Summarizing my understanding of this thread:

  • Bahmni was surprised by the change where saving an encounter or obsgroup doesn’t cascade to the obs inside it.
  • It is an intentional change to OpenMRS in platform 2.0 that saving an encounter/obsgroup doesn’t magically update child obs via Hibernate magic. Instead, editing an obs is supposed to void the original obs and save a new one. (This has always been the intended behavior, and the legacy UI and refapp work this way, as do the HTML Form Entry and XForms modules; it was an oversight that other behavior was allowed by the Java API and the encounter transaction REST API in the emrapi module.)
  • VisitService.saveVisit(Visit) cascades a Hibernate save of visit.encounters, but since this doesn’t call the logic in EncounterService.saveEncounter, the obs are not saved. [This is a bug.]
  • EncounterService.saveEncounter(Encounter):
  • should still save any modified obs (but not via hibernate magic). [This is working right.]
  • should only save each obs one time. [There’s a bug here.]
  • Saving an obs should clear the isDirty flag. [This is a bug.]

If I’m getting this right, I count 3 bugs to be cleaned up in openmrs-core, right? @preethi_s, can you (+/- others on the Bahmni team) do some or all of these fixes?

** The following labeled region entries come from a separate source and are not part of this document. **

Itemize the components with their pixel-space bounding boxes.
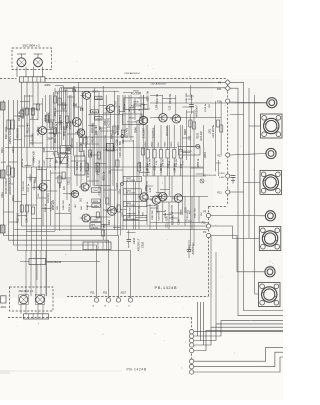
svg-text:C311 47p: C311 47p (33, 157, 35, 167)
resistor bank R243-R251 (146, 125, 182, 176)
pin P13 (226, 190, 230, 194)
wire bus left 3 (14, 100, 97, 298)
wire bus left 4 (18, 100, 131, 298)
wire rail y222 (150, 222, 208, 224)
svg-text:C318 1u: C318 1u (205, 103, 207, 112)
wire rail y137 (79, 136, 124, 138)
pin P23 (106, 298, 110, 302)
wire mesh verticals (26, 82, 221, 296)
svg-text:R361: R361 (60, 182, 62, 188)
svg-text:R248: R248 (185, 129, 187, 135)
connector CN2 jack (260, 171, 282, 195)
diode D301 (73, 89, 76, 92)
svg-text:R234 1W: R234 1W (170, 93, 172, 103)
pin CN5-2 (189, 334, 193, 338)
capacitor C240 box (91, 217, 101, 222)
svg-text:R387 560: R387 560 (195, 207, 197, 217)
svg-text:C340 47u: C340 47u (27, 212, 29, 223)
svg-text:R301: R301 (2, 147, 4, 153)
module box D4-152 (75, 156, 85, 175)
svg-text:C319 47p: C319 47p (48, 192, 50, 203)
wire rail y226 (22, 225, 209, 227)
switch S301 contact b (57, 153, 61, 163)
wire (42, 110, 44, 127)
svg-text:R382 560: R382 560 (152, 209, 154, 219)
wire rail (55, 90, 119, 92)
svg-text:AR50V 220x5: AR50V 220x5 (8, 127, 12, 144)
svg-text:C322 1u: C322 1u (69, 203, 71, 212)
relay RL301 coil box (61, 146, 71, 154)
node board outline jog (209, 206, 228, 208)
svg-text:R336: R336 (84, 150, 86, 156)
wire mesh batch2 (4, 86, 200, 296)
svg-text:R195 0.35W: R195 0.35W (87, 163, 90, 178)
resistor R263 (123, 189, 141, 194)
node board outline top edge (0, 78, 17, 80)
resistor R264 (123, 201, 147, 206)
transistor Q317 (105, 207, 116, 216)
svg-text:R230 1W: R230 1W (148, 90, 150, 100)
wire bottom pin buses (194, 302, 283, 372)
wire v254 (254, 95, 256, 294)
svg-text:R333 1k: R333 1k (22, 158, 24, 167)
svg-text:2SA1301: 2SA1301 (171, 204, 174, 213)
svg-text:C319: C319 (219, 173, 225, 175)
resistor R265 (123, 215, 147, 220)
svg-text:C316: C316 (142, 241, 145, 248)
wire rail y167 (22, 166, 204, 168)
svg-text:C317 1u: C317 1u (28, 183, 30, 192)
connector CN4 jack (259, 283, 281, 307)
svg-text:R228 1k: R228 1k (119, 105, 121, 114)
svg-text:R345 560: R345 560 (63, 199, 65, 209)
pin P21 (94, 298, 98, 302)
resistor scatter boxes (7, 96, 223, 236)
wire v249 (248, 88, 250, 238)
label pin letters (93, 305, 131, 308)
svg-text:P12: P12 (217, 155, 222, 157)
svg-text:AR500Vx7: AR500Vx7 (192, 242, 195, 255)
svg-text:R323 4k7: R323 4k7 (61, 120, 63, 130)
svg-text:LGR 119Hu: LGR 119Hu (212, 124, 215, 138)
svg-text:AR50V: AR50V (30, 174, 33, 182)
module terminal block (83, 242, 111, 250)
wire rail y196 (150, 195, 208, 197)
pin P20 (225, 86, 230, 91)
svg-text:C313 A/R100Vx7: C313 A/R100Vx7 (151, 83, 168, 86)
wire (6, 370, 122, 372)
wire rail y176 (143, 175, 206, 177)
wire (21, 82, 23, 226)
svg-text:R223: R223 (93, 201, 99, 203)
pin P1A (226, 99, 230, 103)
wire rail y117 (150, 117, 221, 119)
node board outline bottom edge (67, 296, 209, 298)
pin CN5-6 (189, 359, 193, 363)
svg-text:LOR 5W: LOR 5W (149, 159, 151, 167)
svg-text:PB-1424B: PB-1424B (127, 368, 147, 372)
wire sq3 feed (249, 238, 260, 240)
wire (32, 82, 34, 147)
capacitor C315 (187, 240, 191, 258)
svg-text:R331 560: R331 560 (55, 132, 57, 143)
transistor Q306 (75, 129, 85, 136)
svg-text:PB-1424B: PB-1424B (155, 285, 178, 290)
svg-text:R317 820: R317 820 (31, 107, 35, 119)
svg-text:R339 220: R339 220 (23, 180, 25, 190)
pin P8 (225, 80, 230, 85)
node board outline right edge (227, 80, 229, 205)
svg-text:C323: C323 (117, 183, 119, 189)
svg-text:0.22: 0.22 (168, 163, 170, 168)
svg-text:E107: E107 (93, 92, 99, 94)
svg-text:C307 47p: C307 47p (127, 127, 129, 138)
wire mid-bottom link b (215, 252, 217, 324)
svg-text:25C2291: 25C2291 (107, 117, 110, 128)
pin CN5-1 (189, 330, 193, 334)
label texture group (2, 90, 207, 228)
wire sq2 feed (244, 182, 261, 184)
svg-text:LOR: LOR (157, 104, 159, 109)
wire mid-bottom link a (210, 236, 212, 327)
svg-text:C328 47u: C328 47u (159, 210, 161, 220)
resistor 100 box (92, 204, 100, 208)
wire (37, 82, 39, 120)
svg-text:2SC1904 x 2: 2SC1904 x 2 (23, 43, 41, 47)
transistor Q316 (79, 183, 89, 191)
svg-text:0.022: 0.022 (1, 162, 7, 164)
svg-text:C707: C707 (115, 100, 118, 107)
svg-text:R365 220: R365 220 (53, 199, 55, 210)
wire P11 feed (211, 226, 249, 239)
node speckle (11, 60, 275, 369)
pin CN5-7 (189, 365, 193, 369)
svg-text:GP2: GP2 (109, 219, 111, 224)
svg-text:R337 1k2: R337 1k2 (50, 158, 52, 168)
wire bus left 2 (9, 100, 109, 298)
transistor Q303 (70, 118, 81, 127)
module A301 dashed enclosure (12, 48, 52, 70)
resistor F2 circle label (121, 135, 135, 139)
svg-text:R384 1k: R384 1k (165, 209, 167, 218)
svg-text:C310: C310 (93, 190, 99, 192)
svg-text:0.022: 0.022 (44, 159, 46, 165)
wire (0, 79, 213, 298)
wire P20 feed (230, 88, 283, 316)
wire P9 to terminal (211, 215, 266, 217)
pin P9 (206, 213, 210, 217)
wire bus left 1 (4, 100, 119, 298)
svg-text:P13: P13 (217, 192, 222, 194)
transistor Q309 (157, 114, 168, 122)
svg-text:R343 1k: R343 1k (45, 203, 47, 212)
transistor Q352 (34, 58, 43, 67)
transistor Q308 (137, 116, 148, 124)
module A304 dashed enclosure (10, 287, 54, 311)
svg-text:R335 560: R335 560 (39, 159, 41, 169)
resistor R319 (0, 225, 5, 233)
capacitor C316 (127, 230, 131, 248)
svg-text:R232 1W: R232 1W (157, 93, 159, 103)
svg-text:R309: R309 (13, 195, 15, 201)
wire sq1 feed (249, 125, 261, 127)
transistor Q305 (105, 105, 115, 113)
transistor Q310 (170, 115, 181, 123)
svg-text:R238: R238 (133, 91, 139, 93)
resistor R262 (123, 176, 141, 181)
pin A207 (128, 298, 132, 302)
capacitor C310 box (91, 188, 101, 192)
wire rail y114 (88, 114, 123, 116)
diode D303 (80, 108, 83, 111)
connector J1 terminal (267, 98, 277, 108)
resistor R240 box (123, 114, 143, 125)
transistor Q315 (69, 190, 78, 197)
svg-text:A207: A207 (121, 292, 127, 295)
svg-text:R386: R386 (181, 209, 183, 215)
connector strip lower (24, 314, 49, 319)
svg-text:P20: P20 (217, 89, 222, 91)
wire rail y147 (5, 147, 177, 149)
svg-text:LOR 5W: LOR 5W (147, 163, 149, 173)
svg-text:220u: 220u (27, 162, 29, 168)
svg-text:R229 560: R229 560 (134, 102, 136, 112)
svg-text:C303 1u: C303 1u (56, 123, 58, 132)
svg-text:C321: C321 (69, 179, 71, 185)
svg-text:A304: A304 (1, 306, 7, 309)
svg-text:R240: R240 (129, 118, 135, 120)
wire P2 feed (211, 236, 265, 272)
svg-text:C316: C316 (133, 237, 136, 244)
svg-text:R311 220p: R311 220p (4, 126, 8, 139)
resistor F1 box (179, 147, 201, 156)
svg-text:C326: C326 (122, 211, 124, 217)
svg-text:D311 KB-152: D311 KB-152 (48, 262, 62, 264)
resistor R252 circle (200, 179, 204, 183)
resistor R239 box (124, 98, 148, 110)
resistor R316 box (107, 143, 114, 151)
svg-text:C320 47u: C320 47u (51, 200, 53, 210)
svg-text:0.22: 0.22 (190, 135, 192, 140)
connector J4 terminal (265, 267, 275, 277)
svg-text:0.22 5W: 0.22 5W (172, 211, 174, 220)
svg-text:F4.7-1/2W: F4.7-1/2W (131, 94, 142, 96)
svg-text:220u: 220u (2, 192, 4, 198)
node lower board dashed right edge (191, 318, 193, 329)
svg-text:R312 4k7: R312 4k7 (28, 122, 30, 133)
node P junction (121, 182, 124, 186)
connector CN1 jack (261, 114, 283, 138)
wire stubs (26, 86, 221, 232)
svg-text:C314: C314 (188, 99, 194, 101)
wire second rail (60, 87, 225, 89)
svg-text:C332: C332 (179, 219, 181, 225)
capacitor C314 (189, 95, 194, 114)
svg-text:R254: R254 (205, 152, 207, 158)
svg-text:R321 1k: R321 1k (55, 107, 57, 116)
relay RL301 armature (61, 153, 68, 164)
svg-text:0.22: 0.22 (155, 165, 157, 170)
pin P2 (206, 233, 210, 237)
node board outline mid edge (208, 207, 210, 297)
svg-text:D301: D301 (63, 91, 69, 93)
svg-text:0.22: 0.22 (181, 163, 183, 168)
transistor Q312 (150, 196, 161, 204)
resistor R310 (0, 170, 5, 178)
svg-text:P1A: P1A (217, 100, 222, 103)
resistor R122 box (91, 110, 99, 113)
module GP3 box (90, 222, 101, 229)
svg-text:R352 100: R352 100 (18, 212, 20, 223)
wire P8 feed (230, 82, 283, 310)
svg-text:D4-152: D4-152 (76, 161, 79, 170)
resistor C109 box (94, 96, 102, 99)
transistor Q351 (17, 58, 26, 67)
transistor Q314 (172, 194, 183, 202)
svg-text:25A7W4: 25A7W4 (91, 226, 98, 229)
connector J2 terminal (266, 148, 276, 158)
connector J3 terminal (265, 211, 275, 221)
svg-text:2SC1345: 2SC1345 (47, 112, 51, 123)
wire P1A to terminal (230, 101, 267, 104)
svg-text:AR500Vx7: AR500Vx7 (196, 104, 199, 117)
wire rail y103 (150, 102, 267, 104)
pin CN5-4 (189, 343, 193, 347)
resistor R305 stack (79, 138, 87, 152)
svg-text:C313 AR100Vx7: C313 AR100Vx7 (124, 72, 141, 75)
capacitor C309 box (94, 117, 102, 120)
svg-text:0.22: 0.22 (150, 187, 152, 192)
module A304 box (1, 296, 7, 303)
pin CN5-3 (189, 338, 193, 342)
transistor Q311 (138, 193, 149, 201)
svg-text:AR100V 220x5: AR100V 220x5 (8, 177, 12, 195)
svg-text:0.22: 0.22 (144, 103, 146, 108)
wire rail y229 (14, 229, 208, 231)
svg-text:C309: C309 (96, 118, 102, 120)
svg-text:0.22: 0.22 (170, 105, 172, 110)
transistor Q302 (36, 127, 46, 135)
svg-text:AR120V LT: AR120V LT (138, 238, 141, 251)
wire (26, 82, 28, 162)
wire (20, 304, 22, 314)
svg-text:R340 4k7: R340 4k7 (34, 180, 36, 190)
svg-text:2SC1904 x 2: 2SC1904 x 2 (19, 290, 34, 293)
svg-text:C240: C240 (147, 117, 149, 123)
svg-text:C306 1u: C306 1u (124, 103, 126, 112)
svg-text:R303 560: R303 560 (18, 127, 20, 138)
wire (16, 67, 18, 77)
svg-text:C301: C301 (13, 147, 15, 153)
wire (42, 191, 44, 226)
resistor R223 box (92, 199, 100, 203)
wire top rail (45, 81, 225, 83)
transistor Q318 (80, 214, 90, 222)
pin CN5-5 (189, 348, 193, 352)
resistor R302 (0, 102, 5, 110)
svg-text:R241 560: R241 560 (186, 92, 188, 102)
resistor R253 circle (196, 144, 200, 148)
svg-text:Ω10.2W: Ω10.2W (200, 131, 203, 141)
node lower board dashed edge (8, 317, 192, 319)
pin P16 (226, 174, 230, 178)
transistor Q354 (35, 295, 45, 305)
svg-text:R375 560: R375 560 (130, 206, 132, 216)
svg-text:25A192: 25A192 (80, 162, 83, 171)
transistor Q304 (81, 91, 91, 99)
svg-text:C313 47u: C313 47u (55, 159, 57, 169)
svg-text:25A: 25A (103, 223, 106, 228)
label texture group 2 (22, 92, 211, 220)
svg-text:A303: A303 (45, 84, 51, 87)
switch S301 contact a (53, 153, 57, 163)
svg-text:F100-2W: F100-2W (119, 147, 122, 158)
pin P11 (206, 224, 210, 228)
svg-text:0.007: 0.007 (219, 177, 225, 179)
pin P25 (116, 298, 120, 302)
connector A303 socket strip (20, 77, 46, 82)
svg-text:25C: 25C (38, 193, 40, 197)
transistor Q307 (37, 183, 47, 191)
diode D302 (73, 103, 76, 106)
svg-text:R313 470Ω·5: R313 470Ω·5 (4, 178, 8, 194)
svg-text:R256 1k: R256 1k (198, 158, 200, 167)
wire sq4 feed (255, 293, 259, 295)
wire jack1 top feed (230, 114, 244, 116)
label bank values (145, 141, 185, 167)
svg-text:200P: 200P (48, 139, 54, 141)
svg-text:C327 47u: C327 47u (139, 204, 141, 214)
wire rail y258 (20, 261, 29, 263)
pin CN5-8 (189, 370, 193, 374)
svg-text:C334 47u: C334 47u (187, 209, 189, 219)
svg-text:LOR 5W: LOR 5W (174, 163, 176, 173)
pin P12 (226, 153, 230, 157)
svg-text:LOR 5W: LOR 5W (161, 163, 163, 173)
svg-text:C240: C240 (92, 219, 98, 221)
svg-text:P23: P23 (103, 293, 108, 295)
connector CN3 jack (259, 227, 281, 251)
wire P13 feed (230, 191, 244, 193)
wire P12 to terminal (230, 154, 266, 156)
transistor Q353 (19, 295, 29, 305)
svg-text:R349 1k: R349 1k (87, 201, 89, 210)
capacitor C319 (231, 175, 236, 183)
transistor Q313 (156, 193, 167, 201)
svg-text:P21: P21 (91, 293, 96, 295)
module D311 box (29, 259, 46, 265)
wire (21, 54, 23, 58)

Are you looking to @wyclif to do some, or to ensure that all relevant tickets are ready-for-work?

@darius I would think there is 2 bugs, the last bullet and the second sub bullet of the forth bullet are more less the same, the isDirty() flag should only have to be cleared when an Obs is inserted and not updated since Obs are immutable.

I don’t have an opinion about whether we should consider this 2 or 3 bugs. As long as we fix them. :slight_smile:

Wyclif, there are two branches of code, one saves a new obs, and the other voids the original and saves a copy. I would think that we need to clear the dirty flag in both cases, so that saving an encounter twice doesn’t create a growing number of voided obs.